The Lonely City
I’ve been struggling to read for quite some time as my focus can barely hold on long enough to grasp a paragraph or two. And this is only made worse by a crush; a few weeks ago I started flirting with someone that I’ve known for a decade (I’ve read everything she’s ever written) and so when we started talking she recommended a string of upsettingly lovely books to me.
I rolled my eyes and groaned loudly as she did because I knew what would happen; in an attempt to woo her I would pick them all up, I would read every single damn one of them in hope of learning who this distant person really is and what makes her tick, what she sees in books and novels and writing. Is there some great topic that I missed? Is there a novelist or writer that I’ve never heard of who I’ll be obsessed with thanks to her?
So now every surface in my apartment, from floor to ceiling, is doused in books because I am an idiot.

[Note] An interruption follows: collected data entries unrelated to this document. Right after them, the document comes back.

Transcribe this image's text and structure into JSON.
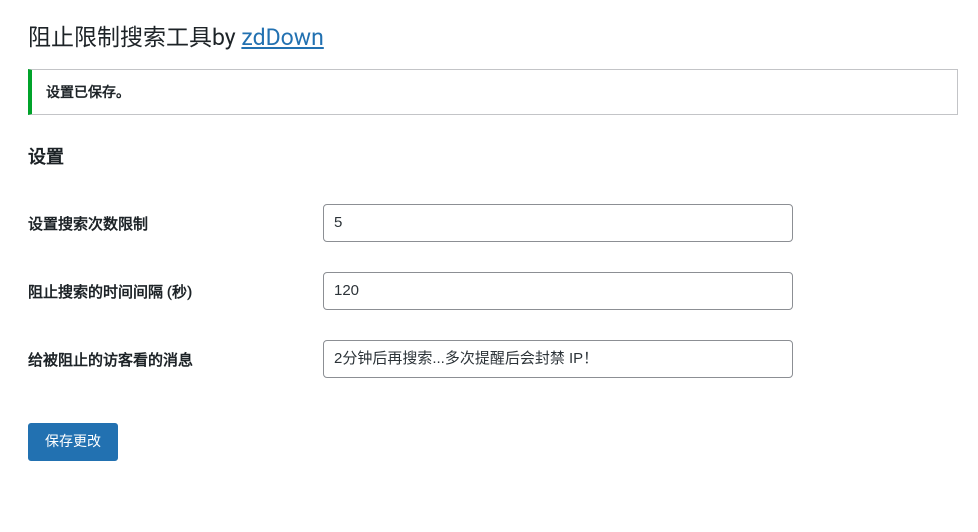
{
  "header": {
    "title_prefix": "阻止限制搜索工具by ",
    "title_link_text": "zdDown"
  },
  "notice": {
    "message": "设置已保存。"
  },
  "section": {
    "title": "设置"
  },
  "fields": {
    "search_limit": {
      "label": "设置搜索次数限制",
      "value": "5"
    },
    "block_interval": {
      "label": "阻止搜索的时间间隔 (秒)",
      "value": "120"
    },
    "blocked_message": {
      "label": "给被阻止的访客看的消息",
      "value": "2分钟后再搜索...多次提醒后会封禁 IP！"
    }
  },
  "actions": {
    "save_label": "保存更改"
  }
}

Anyway, after about three weeks of stops and starts, desperately trying to resettle my focus, I just finished Olivia Laing’s The Lonely City and it’s quite lovely. Although, I feel like it’s the sort of book that should be half its size because then it would be non-stop club bangers the whole way through, but even then the slowish parts are worth holding on for. Any who, The Lonely City is a collection of essays about loneliness and how art can help us fight off those feelings of self loathing and abandonment.
For example, Olivia writes of her experience with Twitter:
In the first year or two that I was there it felt like a community, a joyful place; a lifeline, in fact, considering how cut off I otherwise was. At other times, though, the whole thing seemed insane, a trading-off of time against nothing tangible at all: a yellow star, a magic bean, a simulacrum of intimacy, for which I was surrendering all the pieces of my identity, every element except the physical carcass in which I was supposedly contained. And it only took a few missed connections or lack of likes for the loneliness to resurface, to be flooded with the bleak sense of having failed to make contact.
Or her experience of moving to New York:
...the way I recovered a sense of wholeness was not by meeting someone or by falling in love, but rather by handling the things that other people had made, slowly absorbing by way of this contact the fact that loneliness, longing, does not mean one has failed, but simply that one is alive.